According to the KNBS’s Kenya Economic Survey 2018, between 2014 and 2017 mineral production fell from 1.77m tonnes to 1.54m tonnes; however, total value increased from KSh21.1bn ($206.5m) to KSh23.8bn ($232.7m). In 2016 Dan Kazungu, then-minister of mining, formulated a new 20-year strategy that aims to see mining account for 10% of GDP by 2030, and includes plans for up to 20 new mines. The centrepiece of this strategy was a new Mining Act, which applies to all minerals, with the exception of petroleum and hydrocarbon gases (see analysis).
The new law has been widely welcomed, as it enables increased transparency and accountability. However, the legislation left the difficult question of revenue sharing with local communities to accompanying regulation. As a result, in 2018 the application of royalties and fees requires further changes to the current legislative and regulatory framework.
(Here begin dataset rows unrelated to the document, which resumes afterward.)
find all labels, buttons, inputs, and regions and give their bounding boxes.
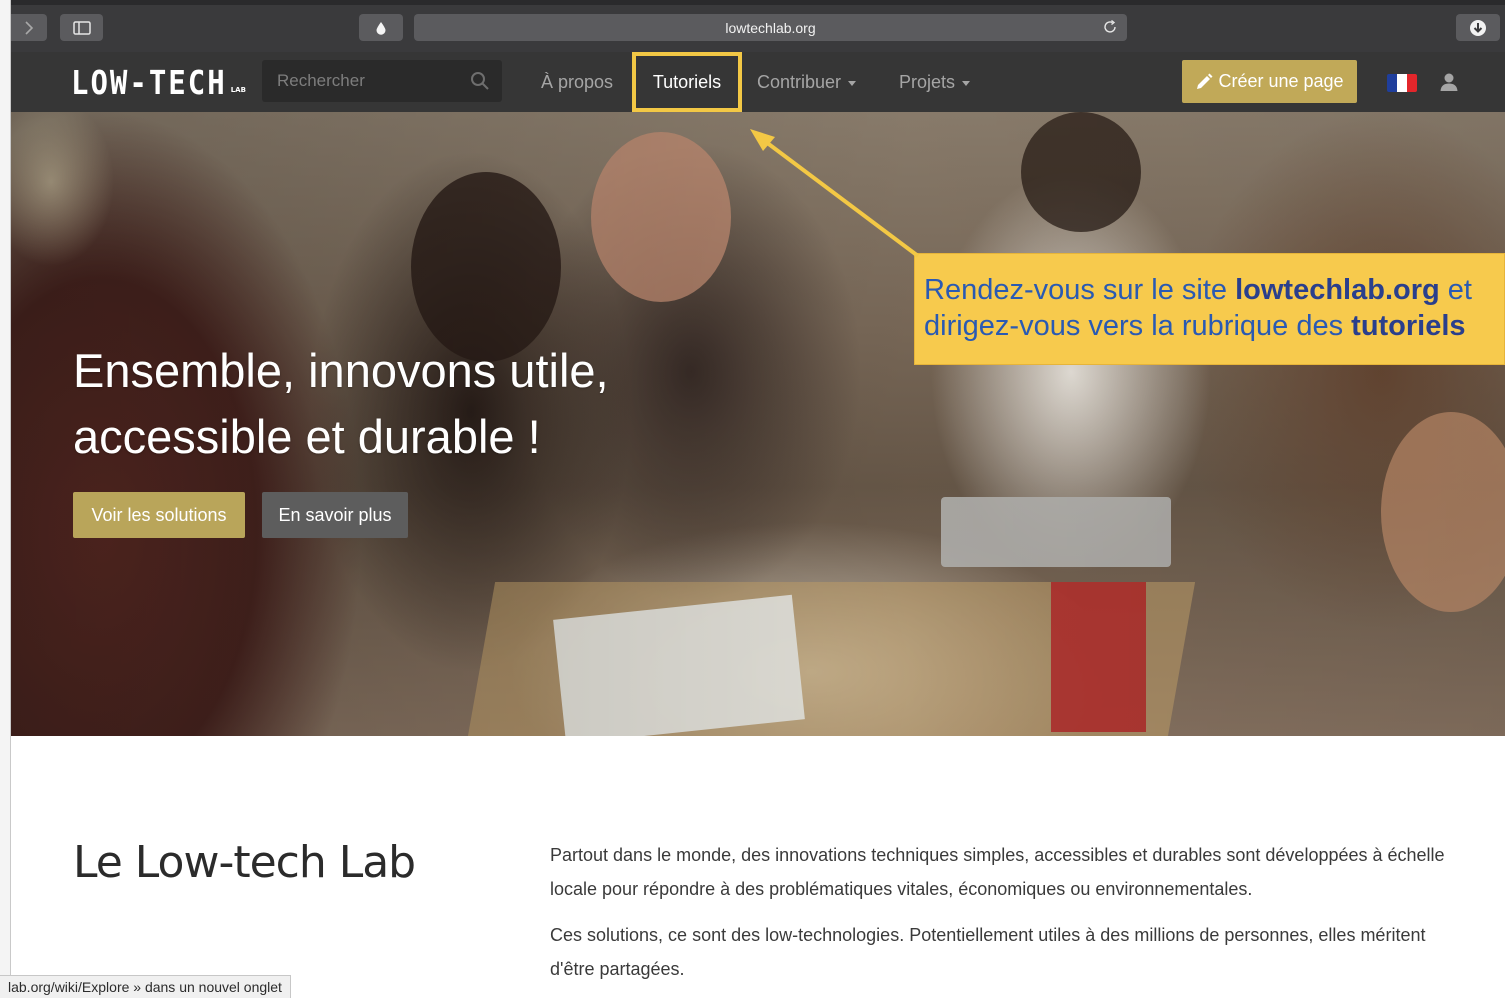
window-edge [0, 0, 11, 998]
downloads-button[interactable] [1456, 14, 1500, 41]
reload-icon[interactable] [1101, 18, 1119, 36]
hero-title: Ensemble, innovons utile, accessible et … [73, 338, 609, 470]
browser-toolbar: lowtechlab.org [11, 5, 1505, 52]
link-status-bar: lab.org/wiki/Explore » dans un nouvel on… [0, 975, 291, 998]
site-header: LOW-TECH LAB À propos Tutoriels Contribu… [11, 52, 1505, 112]
hero-title-line: accessible et durable ! [73, 410, 541, 463]
pencil-icon [1197, 73, 1213, 89]
annotation-line: dirigez-vous vers la rubrique des tutori… [924, 308, 1504, 344]
nav-contribuer[interactable]: Contribuer [757, 52, 857, 112]
sidebar-icon [72, 20, 91, 35]
see-solutions-button[interactable]: Voir les solutions [73, 492, 245, 538]
section-title: Le Low-tech Lab [73, 837, 416, 888]
create-page-button[interactable]: Créer une page [1182, 60, 1357, 103]
nav-contribuer-label: Contribuer [757, 71, 842, 92]
logo-subtext: LAB [230, 86, 246, 94]
user-icon[interactable] [1439, 72, 1459, 92]
privacy-button[interactable] [359, 14, 403, 41]
nav-projets[interactable]: Projets [899, 52, 971, 112]
annotation-text: dirigez-vous vers la rubrique des [924, 310, 1352, 342]
drop-icon [376, 21, 386, 35]
flag-stripe [1387, 74, 1397, 92]
annotation-callout: Rendez-vous sur le site lowtechlab.org e… [914, 253, 1505, 365]
logo-text: LOW-TECH [71, 63, 227, 103]
flag-stripe [1397, 74, 1407, 92]
annotation-text: Rendez-vous sur le site [924, 274, 1236, 306]
flag-stripe [1407, 74, 1417, 92]
site-logo[interactable]: LOW-TECH LAB [71, 63, 246, 103]
learn-more-button[interactable]: En savoir plus [262, 492, 408, 538]
forward-button[interactable] [11, 14, 47, 41]
address-text: lowtechlab.org [725, 19, 816, 36]
caret-down-icon [848, 81, 857, 86]
language-flag-icon[interactable] [1387, 74, 1417, 92]
nav-projets-label: Projets [899, 71, 956, 92]
create-page-label: Créer une page [1218, 71, 1344, 91]
nav-apropos[interactable]: À propos [541, 52, 613, 112]
sidebar-toggle-button[interactable] [60, 14, 103, 41]
chevron-right-icon [25, 20, 34, 35]
section-paragraph: Partout dans le monde, des innovations t… [550, 845, 1445, 899]
search-input[interactable] [262, 60, 462, 102]
download-icon [1470, 19, 1486, 36]
caret-down-icon [962, 81, 971, 86]
nav-tutoriels[interactable]: Tutoriels [632, 52, 742, 112]
annotation-bold: tutoriels [1351, 310, 1466, 342]
hero-banner: Ensemble, innovons utile, accessible et … [11, 112, 1505, 736]
browser-window: lowtechlab.org LOW-TECH LAB À propos Tut… [0, 0, 1505, 998]
search-icon[interactable] [470, 71, 490, 91]
annotation-line: Rendez-vous sur le site lowtechlab.org e… [924, 272, 1504, 308]
annotation-text: et [1439, 274, 1472, 306]
address-bar[interactable]: lowtechlab.org [414, 14, 1127, 41]
section-text: Partout dans le monde, des innovations t… [550, 838, 1450, 998]
search-box [262, 60, 502, 102]
annotation-bold: lowtechlab.org [1235, 274, 1440, 306]
hero-title-line: Ensemble, innovons utile, [73, 344, 609, 397]
section-paragraph: Ces solutions, ce sont des low-technolog… [550, 925, 1426, 979]
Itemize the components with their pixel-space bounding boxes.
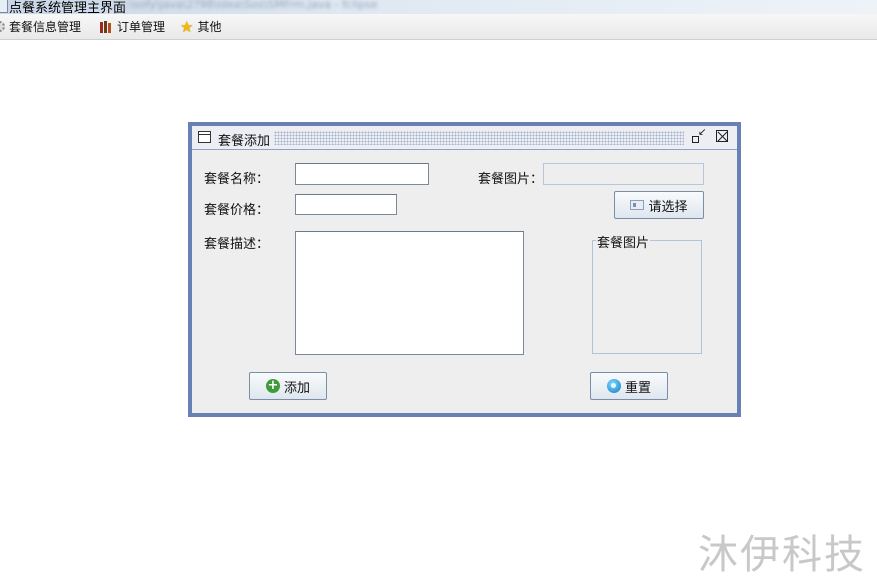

Complex issues surrounding the distribution of royalties and revenue sharing are likely to persist; pending the implementation of both the new Energy Bill and Mining Act and accompanying regulatory reform. Nevertheless, if fully implemented, the legislation can be expected to provide the necessary framework to support investment and the expansion of both sectors. This would, in turn, generate both new opportunities for the private sector and useful revenue streams for the central and regional governments. Infrastructure growth appears set to receive a major boost from KenGen’s efforts to further unlock the country’s considerable geothermal resources .
Meanwhile, transmission infrastructure appears set to expand, with Kenya Power’s efforts to improve network coverage across the country. Furthermore, having gained a foothold in the generation segment – through the provision of mini-grid systems and SHPs – the private sector is likely set to play a larger role in the areas of transmission and distribution, particularly if the Kenyan government pushes forward with liberalisation in the energy sector.